Mehra Niven, Kloots Iris, Vlaming Michiel, Aluwini Shafak, Dewulf Els, Oprea-Lager Daniela E, van der Poel Henk, Stoevelaar Herman, Yakar Derya, Bangma Chris H, Bekers Elise, van den Bergh Roderick, Bergman Andries M, van den Berkmortel Franchette, Boudewijns Steve, Dinjens Winand N M, Fütterer Jurgen, van der Hulle Tom, Jenster Guido, Kroeze Leonie I, van Kruchten Michel, van Leenders Geert, van Leeuwen Pim J, de Leng Wendy W J, van Moorselaar R Jeroen A, Noordzij Walter, Oldenburg Rogier A, van Oort Inge M, Oving Irma, Schalken Jack A, Schoots Ivo G, Schuuring Ed, Smeenk Robert J, Vanneste Ben G L, Vegt Erik, Vis André N, de Vries Kim, Willemse Peter-Paul M, Wondergem Maurits, Ausems Margreet
Department of Medical Oncology, Radboud UMC, Nijmegen, The Netherlands.
Division Laboratories, Pharmacy and biomedical Genetics, Department of Genetics, University Medical Centre Utrecht, Utrecht, The Netherlands.
Eur Urol Open Sci. 2023 Jan 25;49:23-31. doi: 10.1016/j.euros.2022.11.011. eCollection 2023 Mar.
Germline and tumour genetic testing in prostate cancer (PCa) is becoming more broadly accepted, but testing indications and clinical consequences for carriers in each disease stage are not yet well defined.
To determine the consensus of a Dutch multidisciplinary expert panel on the indication and application of germline and tumour genetic testing in PCa.
The panel consisted of 39 specialists involved in PCa management. We used a modified Delphi method consisting of two voting rounds and a virtual consensus meeting.
Consensus was reached if ≥75% of the panellists chose the same option. Appropriateness was assessed by the RAND/UCLA appropriateness method.

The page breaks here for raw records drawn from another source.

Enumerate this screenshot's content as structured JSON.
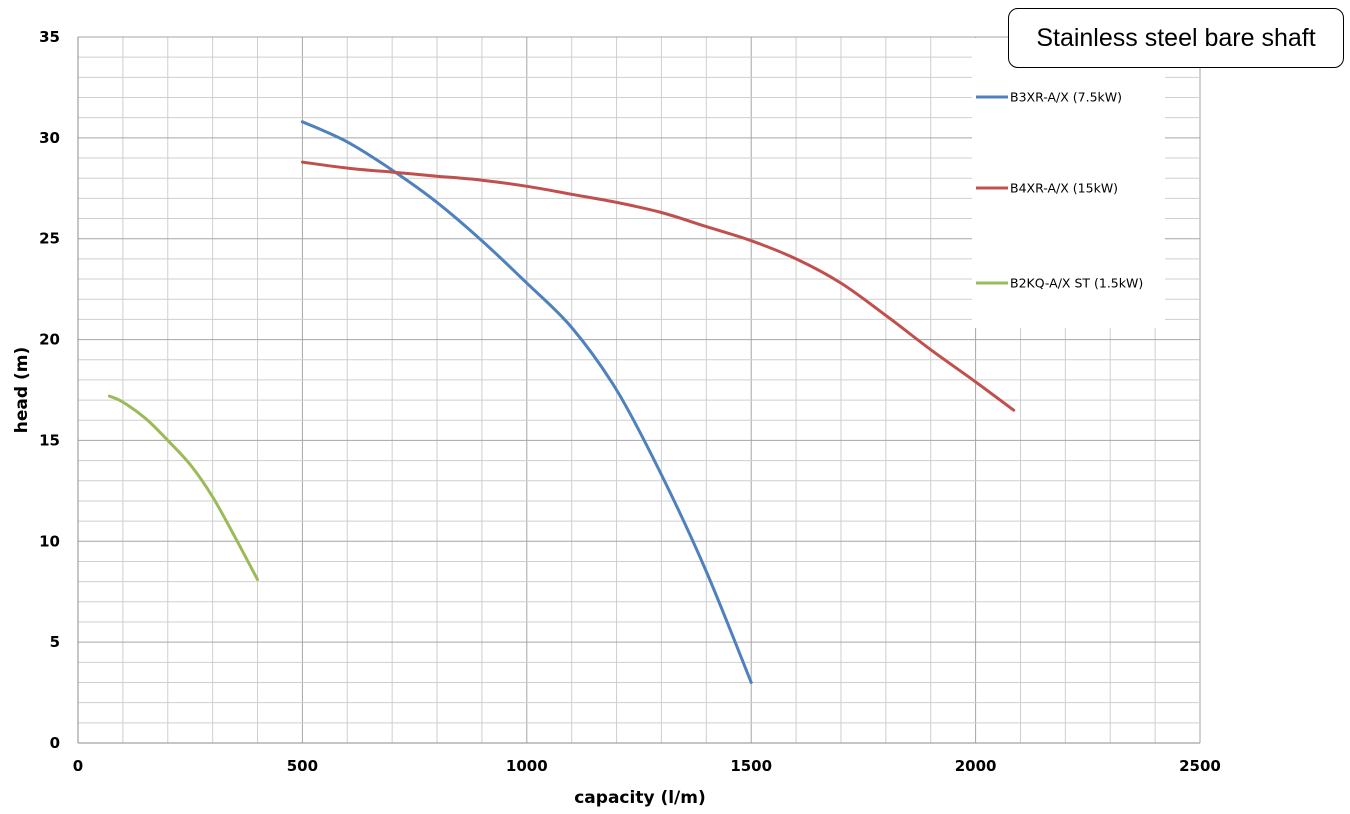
{
  "chart_data": {
    "type": "line",
    "title": "",
    "xlabel": "capacity (l/m)",
    "ylabel": "head (m)",
    "xlim": [
      0,
      2500
    ],
    "ylim": [
      0,
      35
    ],
    "x_ticks": [
      "0",
      "500",
      "1000",
      "1500",
      "2000",
      "2500"
    ],
    "y_ticks": [
      "0",
      "5",
      "10",
      "15",
      "20",
      "25",
      "30",
      "35"
    ],
    "grid": true,
    "legend_position": "top-right",
    "annotation": "Stainless steel bare shaft",
    "series": [
      {
        "name": "B3XR-A/X (7.5kW)",
        "color": "#4f81bd",
        "points": [
          [
            500,
            30.8
          ],
          [
            600,
            29.8
          ],
          [
            700,
            28.4
          ],
          [
            800,
            26.8
          ],
          [
            900,
            24.9
          ],
          [
            1000,
            22.8
          ],
          [
            1100,
            20.6
          ],
          [
            1200,
            17.5
          ],
          [
            1300,
            13.3
          ],
          [
            1400,
            8.5
          ],
          [
            1500,
            3.0
          ]
        ]
      },
      {
        "name": "B4XR-A/X (15kW)",
        "color": "#c0504d",
        "points": [
          [
            500,
            28.8
          ],
          [
            600,
            28.5
          ],
          [
            700,
            28.3
          ],
          [
            800,
            28.1
          ],
          [
            900,
            27.9
          ],
          [
            1000,
            27.6
          ],
          [
            1100,
            27.2
          ],
          [
            1200,
            26.8
          ],
          [
            1300,
            26.3
          ],
          [
            1400,
            25.6
          ],
          [
            1500,
            24.9
          ],
          [
            1600,
            24.0
          ],
          [
            1700,
            22.8
          ],
          [
            1800,
            21.2
          ],
          [
            1900,
            19.5
          ],
          [
            2000,
            17.9
          ],
          [
            2085,
            16.5
          ]
        ]
      },
      {
        "name": "B2KQ-A/X ST (1.5kW)",
        "color": "#9bbb59",
        "points": [
          [
            70,
            17.2
          ],
          [
            100,
            16.9
          ],
          [
            150,
            16.1
          ],
          [
            200,
            15.0
          ],
          [
            250,
            13.8
          ],
          [
            300,
            12.2
          ],
          [
            350,
            10.2
          ],
          [
            400,
            8.1
          ]
        ]
      }
    ]
  }
}
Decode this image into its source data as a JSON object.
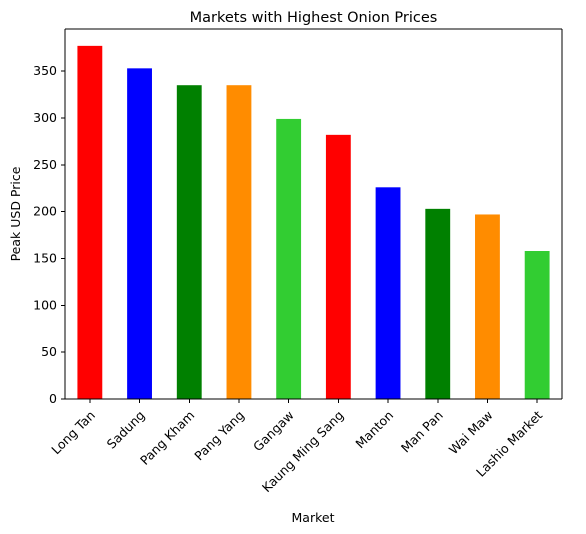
{
  "chart_data": {
    "type": "bar",
    "title": "Markets with Highest Onion Prices",
    "xlabel": "Market",
    "ylabel": "Peak USD Price",
    "categories": [
      "Long Tan",
      "Sadung",
      "Pang Kham",
      "Pang Yang",
      "Gangaw",
      "Kaung Ming Sang",
      "Manton",
      "Man Pan",
      "Wai Maw",
      "Lashio Market"
    ],
    "values": [
      377,
      353,
      335,
      335,
      299,
      282,
      226,
      203,
      197,
      158
    ],
    "colors": [
      "#ff0000",
      "#0000ff",
      "#008000",
      "#ff8c00",
      "#32cd32",
      "#ff0000",
      "#0000ff",
      "#008000",
      "#ff8c00",
      "#32cd32"
    ],
    "yticks": [
      "0",
      "50",
      "100",
      "150",
      "200",
      "250",
      "300",
      "350"
    ],
    "ylim": [
      0,
      395
    ],
    "grid": false,
    "legend": "none"
  }
}
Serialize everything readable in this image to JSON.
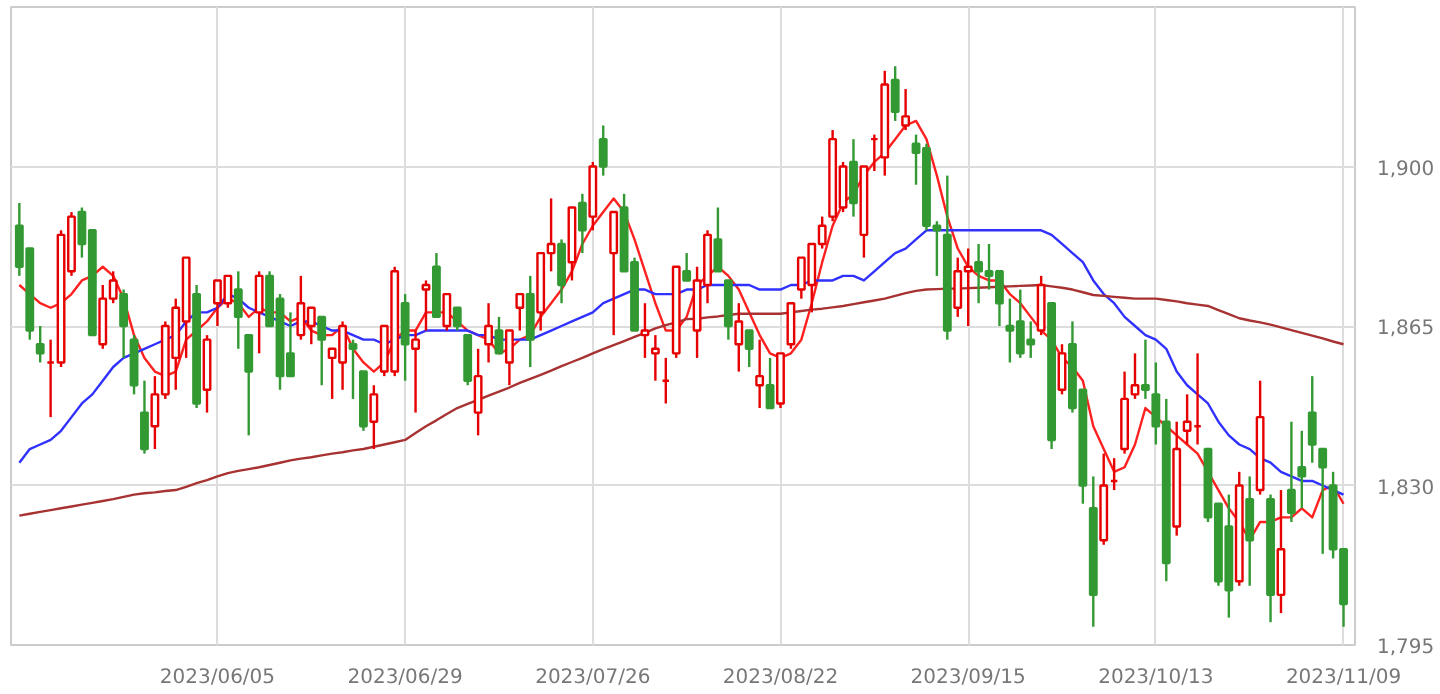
{
  "chart_data": {
    "type": "candlestick",
    "categories": [
      null,
      null,
      null,
      null,
      null,
      null,
      null,
      null,
      null,
      null,
      null,
      null,
      null,
      null,
      null,
      null,
      null,
      null,
      null,
      "2023/06/05",
      null,
      null,
      null,
      null,
      null,
      null,
      null,
      null,
      null,
      null,
      null,
      null,
      null,
      null,
      null,
      null,
      null,
      "2023/06/29",
      null,
      null,
      null,
      null,
      null,
      null,
      null,
      null,
      null,
      null,
      null,
      null,
      null,
      null,
      null,
      null,
      null,
      "2023/07/26",
      null,
      null,
      null,
      null,
      null,
      null,
      null,
      null,
      null,
      null,
      null,
      null,
      null,
      null,
      null,
      null,
      null,
      "2023/08/22",
      null,
      null,
      null,
      null,
      null,
      null,
      null,
      null,
      null,
      null,
      null,
      null,
      null,
      null,
      null,
      null,
      null,
      "2023/09/15",
      null,
      null,
      null,
      null,
      null,
      null,
      null,
      null,
      null,
      null,
      null,
      null,
      null,
      null,
      null,
      null,
      null,
      "2023/10/13",
      null,
      null,
      null,
      null,
      null,
      null,
      null,
      null,
      null,
      null,
      null,
      null,
      null,
      null,
      null,
      null,
      null,
      "2023/11/09"
    ],
    "ohlc": [
      [
        1887,
        1892,
        1876,
        1878
      ],
      [
        1882,
        1882,
        1862,
        1864
      ],
      [
        1861,
        1865,
        1857,
        1859
      ],
      [
        1857,
        1862,
        1845,
        1857
      ],
      [
        1857,
        1886,
        1856,
        1885
      ],
      [
        1877,
        1890,
        1876,
        1889
      ],
      [
        1890,
        1891,
        1880,
        1883
      ],
      [
        1886,
        1886,
        1863,
        1863
      ],
      [
        1861,
        1874,
        1860,
        1871
      ],
      [
        1871,
        1877,
        1870,
        1875
      ],
      [
        1872,
        1873,
        1858,
        1865
      ],
      [
        1862,
        1863,
        1850,
        1852
      ],
      [
        1846,
        1853,
        1837,
        1838
      ],
      [
        1843,
        1854,
        1838,
        1850
      ],
      [
        1850,
        1866,
        1849,
        1865
      ],
      [
        1858,
        1871,
        1851,
        1869
      ],
      [
        1866,
        1880,
        1858,
        1880
      ],
      [
        1872,
        1874,
        1847,
        1848
      ],
      [
        1851,
        1863,
        1846,
        1862
      ],
      [
        1870,
        1875,
        1865,
        1875
      ],
      [
        1870,
        1876,
        1869,
        1876
      ],
      [
        1873,
        1877,
        1860,
        1867
      ],
      [
        1863,
        1863,
        1841,
        1855
      ],
      [
        1868,
        1877,
        1859,
        1876
      ],
      [
        1876,
        1877,
        1865,
        1865
      ],
      [
        1871,
        1872,
        1851,
        1854
      ],
      [
        1859,
        1868,
        1854,
        1854
      ],
      [
        1863,
        1876,
        1862,
        1870
      ],
      [
        1865,
        1869,
        1861,
        1869
      ],
      [
        1867,
        1867,
        1852,
        1862
      ],
      [
        1858,
        1860,
        1849,
        1860
      ],
      [
        1857,
        1866,
        1851,
        1865
      ],
      [
        1861,
        1862,
        1849,
        1860
      ],
      [
        1855,
        1855,
        1842,
        1843
      ],
      [
        1844,
        1852,
        1838,
        1850
      ],
      [
        1855,
        1865,
        1854,
        1865
      ],
      [
        1855,
        1878,
        1854,
        1877
      ],
      [
        1870,
        1872,
        1853,
        1861
      ],
      [
        1860,
        1864,
        1846,
        1862
      ],
      [
        1873,
        1875,
        1864,
        1874
      ],
      [
        1878,
        1881,
        1867,
        1867
      ],
      [
        1865,
        1872,
        1864,
        1872
      ],
      [
        1869,
        1869,
        1864,
        1865
      ],
      [
        1863,
        1863,
        1852,
        1853
      ],
      [
        1846,
        1860,
        1841,
        1854
      ],
      [
        1861,
        1870,
        1857,
        1865
      ],
      [
        1864,
        1867,
        1859,
        1859
      ],
      [
        1857,
        1864,
        1852,
        1864
      ],
      [
        1869,
        1872,
        1864,
        1872
      ],
      [
        1872,
        1876,
        1856,
        1862
      ],
      [
        1868,
        1881,
        1864,
        1881
      ],
      [
        1881,
        1893,
        1877,
        1883
      ],
      [
        1883,
        1884,
        1870,
        1874
      ],
      [
        1879,
        1891,
        1875,
        1891
      ],
      [
        1892,
        1894,
        1881,
        1886
      ],
      [
        1889,
        1901,
        1886,
        1900
      ],
      [
        1906,
        1909,
        1898,
        1900
      ],
      [
        1881,
        1890,
        1863,
        1890
      ],
      [
        1891,
        1894,
        1877,
        1877
      ],
      [
        1879,
        1880,
        1864,
        1864
      ],
      [
        1863,
        1870,
        1858,
        1864
      ],
      [
        1859,
        1863,
        1853,
        1860
      ],
      [
        1853,
        1858,
        1848,
        1853
      ],
      [
        1859,
        1878,
        1858,
        1878
      ],
      [
        1877,
        1881,
        1875,
        1875
      ],
      [
        1864,
        1878,
        1858,
        1875
      ],
      [
        1874,
        1886,
        1870,
        1885
      ],
      [
        1884,
        1891,
        1877,
        1877
      ],
      [
        1875,
        1875,
        1862,
        1865
      ],
      [
        1861,
        1870,
        1855,
        1866
      ],
      [
        1864,
        1864,
        1856,
        1860
      ],
      [
        1852,
        1862,
        1847,
        1854
      ],
      [
        1852,
        1858,
        1847,
        1847
      ],
      [
        1848,
        1859,
        1847,
        1859
      ],
      [
        1861,
        1870,
        1860,
        1870
      ],
      [
        1873,
        1880,
        1871,
        1880
      ],
      [
        1874,
        1883,
        1868,
        1883
      ],
      [
        1883,
        1889,
        1882,
        1887
      ],
      [
        1889,
        1908,
        1888,
        1906
      ],
      [
        1891,
        1901,
        1890,
        1900
      ],
      [
        1901,
        1906,
        1889,
        1892
      ],
      [
        1885,
        1900,
        1880,
        1900
      ],
      [
        1906,
        1907,
        1899,
        1906
      ],
      [
        1902,
        1921,
        1898,
        1918
      ],
      [
        1919,
        1922,
        1910,
        1912
      ],
      [
        1909,
        1917,
        1908,
        1911
      ],
      [
        1905,
        1907,
        1896,
        1903
      ],
      [
        1904,
        1905,
        1886,
        1887
      ],
      [
        1887,
        1888,
        1876,
        1886
      ],
      [
        1885,
        1898,
        1862,
        1864
      ],
      [
        1869,
        1880,
        1867,
        1877
      ],
      [
        1877,
        1882,
        1865,
        1878
      ],
      [
        1879,
        1883,
        1870,
        1877
      ],
      [
        1877,
        1883,
        1873,
        1876
      ],
      [
        1877,
        1877,
        1865,
        1870
      ],
      [
        1865,
        1871,
        1857,
        1864
      ],
      [
        1866,
        1873,
        1858,
        1859
      ],
      [
        1862,
        1866,
        1858,
        1861
      ],
      [
        1864,
        1876,
        1863,
        1874
      ],
      [
        1870,
        1870,
        1838,
        1840
      ],
      [
        1851,
        1861,
        1850,
        1859
      ],
      [
        1861,
        1866,
        1846,
        1847
      ],
      [
        1851,
        1851,
        1826,
        1830
      ],
      [
        1825,
        1832,
        1799,
        1806
      ],
      [
        1818,
        1837,
        1817,
        1830
      ],
      [
        1831,
        1836,
        1829,
        1831
      ],
      [
        1838,
        1855,
        1837,
        1849
      ],
      [
        1850,
        1859,
        1849,
        1852
      ],
      [
        1852,
        1862,
        1849,
        1851
      ],
      [
        1850,
        1857,
        1839,
        1843
      ],
      [
        1844,
        1849,
        1809,
        1813
      ],
      [
        1821,
        1844,
        1819,
        1838
      ],
      [
        1842,
        1850,
        1839,
        1844
      ],
      [
        1843,
        1859,
        1839,
        1843
      ],
      [
        1838,
        1838,
        1822,
        1823
      ],
      [
        1826,
        1826,
        1808,
        1809
      ],
      [
        1821,
        1828,
        1801,
        1807
      ],
      [
        1809,
        1833,
        1808,
        1830
      ],
      [
        1827,
        1832,
        1808,
        1818
      ],
      [
        1829,
        1853,
        1828,
        1845
      ],
      [
        1827,
        1828,
        1800,
        1806
      ],
      [
        1806,
        1829,
        1802,
        1816
      ],
      [
        1829,
        1844,
        1822,
        1824
      ],
      [
        1834,
        1842,
        1825,
        1832
      ],
      [
        1846,
        1854,
        1835,
        1839
      ],
      [
        1838,
        1838,
        1815,
        1834
      ],
      [
        1830,
        1833,
        1814,
        1816
      ],
      [
        1816,
        1816,
        1799,
        1804
      ]
    ],
    "colors": [
      "#339933",
      "#339933",
      "#339933",
      "#e60000",
      "#e60000",
      "#e60000",
      "#339933",
      "#339933",
      "#e60000",
      "#e60000",
      "#339933",
      "#339933",
      "#339933",
      "#e60000",
      "#e60000",
      "#e60000",
      "#e60000",
      "#339933",
      "#e60000",
      "#e60000",
      "#e60000",
      "#339933",
      "#339933",
      "#e60000",
      "#339933",
      "#339933",
      "#339933",
      "#e60000",
      "#e60000",
      "#339933",
      "#e60000",
      "#e60000",
      "#339933",
      "#339933",
      "#e60000",
      "#e60000",
      "#e60000",
      "#339933",
      "#e60000",
      "#e60000",
      "#339933",
      "#e60000",
      "#339933",
      "#339933",
      "#e60000",
      "#e60000",
      "#339933",
      "#e60000",
      "#e60000",
      "#339933",
      "#e60000",
      "#e60000",
      "#339933",
      "#e60000",
      "#339933",
      "#e60000",
      "#339933",
      "#e60000",
      "#339933",
      "#339933",
      "#e60000",
      "#e60000",
      "#e60000",
      "#e60000",
      "#339933",
      "#e60000",
      "#e60000",
      "#339933",
      "#339933",
      "#e60000",
      "#339933",
      "#e60000",
      "#339933",
      "#e60000",
      "#e60000",
      "#e60000",
      "#e60000",
      "#e60000",
      "#e60000",
      "#e60000",
      "#339933",
      "#e60000",
      "#e60000",
      "#e60000",
      "#339933",
      "#e60000",
      "#339933",
      "#339933",
      "#339933",
      "#339933",
      "#e60000",
      "#e60000",
      "#339933",
      "#339933",
      "#339933",
      "#339933",
      "#339933",
      "#339933",
      "#e60000",
      "#339933",
      "#e60000",
      "#339933",
      "#339933",
      "#339933",
      "#e60000",
      "#e60000",
      "#e60000",
      "#e60000",
      "#339933",
      "#339933",
      "#339933",
      "#e60000",
      "#e60000",
      "#e60000",
      "#339933",
      "#339933",
      "#339933",
      "#e60000",
      "#339933",
      "#e60000",
      "#339933",
      "#e60000",
      "#339933",
      "#339933",
      "#339933",
      "#339933",
      "#339933",
      "#339933"
    ],
    "series": [
      {
        "type": "line",
        "color": "#ff2020",
        "values": [
          1874,
          1872,
          1870,
          1869,
          1870,
          1872,
          1875,
          1876,
          1878,
          1876,
          1871,
          1863,
          1858,
          1855,
          1854,
          1855,
          1862,
          1864,
          1866,
          1869,
          1871,
          1870,
          1867,
          1869,
          1868,
          1868,
          1866,
          1867,
          1864,
          1863,
          1863,
          1865,
          1860,
          1857,
          1855,
          1857,
          1862,
          1864,
          1864,
          1868,
          1868,
          1868,
          1866,
          1864,
          1863,
          1862,
          1859,
          1860,
          1862,
          1863,
          1867,
          1870,
          1873,
          1877,
          1883,
          1887,
          1890,
          1893,
          1890,
          1884,
          1877,
          1870,
          1864,
          1864,
          1867,
          1874,
          1876,
          1878,
          1876,
          1873,
          1868,
          1863,
          1859,
          1858,
          1859,
          1862,
          1870,
          1879,
          1887,
          1892,
          1894,
          1898,
          1901,
          1903,
          1906,
          1909,
          1910,
          1906,
          1898,
          1889,
          1882,
          1878,
          1876,
          1875,
          1875,
          1872,
          1870,
          1867,
          1864,
          1862,
          1858,
          1856,
          1853,
          1843,
          1838,
          1833,
          1834,
          1839,
          1847,
          1845,
          1843,
          1841,
          1839,
          1837,
          1833,
          1829,
          1825,
          1822,
          1818,
          1822,
          1822,
          1823,
          1823,
          1825,
          1823,
          1829,
          1830,
          1826
        ]
      },
      {
        "type": "line",
        "color": "#3030ff",
        "values": [
          1835,
          1838,
          1839,
          1840,
          1842,
          1845,
          1848,
          1850,
          1853,
          1856,
          1858,
          1859,
          1860,
          1861,
          1862,
          1863,
          1866,
          1868,
          1868,
          1869,
          1872,
          1871,
          1869,
          1868,
          1867,
          1866,
          1865,
          1866,
          1866,
          1865,
          1864,
          1864,
          1863,
          1862,
          1862,
          1861,
          1862,
          1863,
          1863,
          1864,
          1864,
          1864,
          1864,
          1864,
          1863,
          1863,
          1862,
          1862,
          1862,
          1862,
          1863,
          1864,
          1865,
          1866,
          1867,
          1868,
          1870,
          1871,
          1872,
          1873,
          1873,
          1872,
          1872,
          1872,
          1873,
          1873,
          1874,
          1874,
          1874,
          1874,
          1874,
          1873,
          1873,
          1873,
          1874,
          1874,
          1875,
          1875,
          1875,
          1876,
          1876,
          1875,
          1877,
          1879,
          1881,
          1882,
          1884,
          1886,
          1886,
          1886,
          1886,
          1886,
          1886,
          1886,
          1886,
          1886,
          1886,
          1886,
          1886,
          1885,
          1883,
          1881,
          1879,
          1875,
          1872,
          1870,
          1867,
          1865,
          1863,
          1862,
          1860,
          1855,
          1852,
          1850,
          1848,
          1844,
          1841,
          1839,
          1838,
          1836,
          1835,
          1833,
          1832,
          1831,
          1831,
          1830,
          1829,
          1828
        ]
      },
      {
        "type": "line",
        "color": "#a83232",
        "values": [
          1823.4,
          1823.8,
          1824.2,
          1824.6,
          1825,
          1825.4,
          1825.8,
          1826.2,
          1826.6,
          1827,
          1827.5,
          1828,
          1828.3,
          1828.5,
          1828.8,
          1829,
          1829.7,
          1830.5,
          1831.2,
          1832,
          1832.7,
          1833.2,
          1833.6,
          1834,
          1834.5,
          1835,
          1835.5,
          1835.9,
          1836.2,
          1836.6,
          1837,
          1837.3,
          1837.7,
          1838,
          1838.5,
          1839,
          1839.5,
          1840,
          1841.5,
          1843,
          1844.3,
          1845.7,
          1847,
          1847.9,
          1848.8,
          1849.7,
          1850.6,
          1851.5,
          1852.5,
          1853.4,
          1854.3,
          1855.2,
          1856.2,
          1857.1,
          1858,
          1859,
          1859.9,
          1860.8,
          1861.7,
          1862.6,
          1863.5,
          1864.5,
          1865.2,
          1865.8,
          1866.5,
          1866.6,
          1866.9,
          1867.1,
          1867.4,
          1867.7,
          1867.7,
          1867.7,
          1867.7,
          1867.7,
          1868,
          1868.3,
          1868.6,
          1868.8,
          1869.1,
          1869.4,
          1869.8,
          1870.2,
          1870.6,
          1871,
          1871.6,
          1872.2,
          1872.7,
          1873,
          1873.1,
          1873.2,
          1873.2,
          1873.3,
          1873.4,
          1873.5,
          1873.6,
          1873.7,
          1873.8,
          1873.9,
          1874,
          1873.7,
          1873.4,
          1873,
          1872.4,
          1871.8,
          1871.6,
          1871.4,
          1871.2,
          1871,
          1871,
          1871,
          1870.7,
          1870.4,
          1870,
          1869.7,
          1869.4,
          1868.5,
          1867.6,
          1866.7,
          1866.2,
          1865.8,
          1865.3,
          1864.7,
          1864.1,
          1863.5,
          1862.9,
          1862.3,
          1861.6,
          1861
        ]
      }
    ],
    "ylim": [
      1795,
      1935
    ],
    "yticks": [
      {
        "value": 1795,
        "label": "1,795"
      },
      {
        "value": 1830,
        "label": "1,830"
      },
      {
        "value": 1865,
        "label": "1,865"
      },
      {
        "value": 1900,
        "label": "1,900"
      }
    ],
    "grid": true
  }
}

Of the multiple-choice questions, 44% reached consensus. For men without PCa having a relevant family history (familial PCa/-related hereditary cancer), follow-up by prostate-specific antigen was considered appropriate. For patients with low-risk localised PCa and a family history of PCa, active surveillance was considered appropriate, except in case of the patient being a germline pathogenic variant carrier. Germline and tumour genetic testing should not be done for nonmetastatic hormone-sensitive PCa in the absence of a relevant family history of cancer. Tumour genetic testing was deemed most appropriate for the identification of actionable variants, with uncertainty for germline testing. For tumour genetic testing in metastatic castration-resistant PCa, consensus was not reached for the timing and panel composition. The principal limitations are as follows: (1) a number of topics discussed lack scientific evidence, and therefore the recommendations are partly opinion based, and (2) there was a small number of experts per discipline.
The outcomes of this Dutch consensus meeting may provide further guidance on genetic counselling and molecular testing related to PCa.
A group of Dutch specialists discussed the use of germline and tumour genetic testing in prostate cancer (PCa) patients, indication of these tests (which patients and when), and impact of these tests on the management and treatment of PCa.
前列腺癌(PCa)的种系和肿瘤基因检测正越来越被广泛接受,但每种疾病阶段携带者的检测指征和临床后果尚未明确界定。
确定荷兰多学科专家小组对PCa种系和肿瘤基因检测的指征及应用的共识。
设计、设置和参与者:该小组由39名参与PCa管理的专家组成。我们采用了一种改良的德尔菲法,包括两轮投票和一次虚拟共识会议。
如果≥75%的小组成员选择相同选项,则达成共识。适宜性通过RAND/UCLA适宜性方法进行评估。
在多项选择题中,44%达成了共识。对于没有PCa但有相关家族史(家族性PCa/相关遗传性癌症)的男性,通过前列腺特异性抗原进行随访被认为是合适的。对于低风险局限性PCa且有PCa家族史的患者,除患者是种系致病变异携带者外,主动监测被认为是合适的。在没有相关癌症家族史的情况下,不应为非转移性激素敏感性PCa进行种系和肿瘤基因检测。肿瘤基因检测被认为最适合于识别可操作的变异,种系检测存在不确定性。对于转移性去势抵抗性PCa的肿瘤基因检测,在检测时间和检测组组成方面未达成共识。主要局限性如下:(1)讨论的一些主题缺乏科学证据,因此建议部分基于观点;(2)每个学科的专家数量较少。
本次荷兰共识会议的结果可能为与PCa相关的遗传咨询和分子检测提供进一步指导。
一组荷兰专家讨论了前列腺癌(PCa)患者种系和肿瘤基因检测的使用、这些检测的指征(哪些患者以及何时进行)以及这些检测对PCa管理和治疗的影响。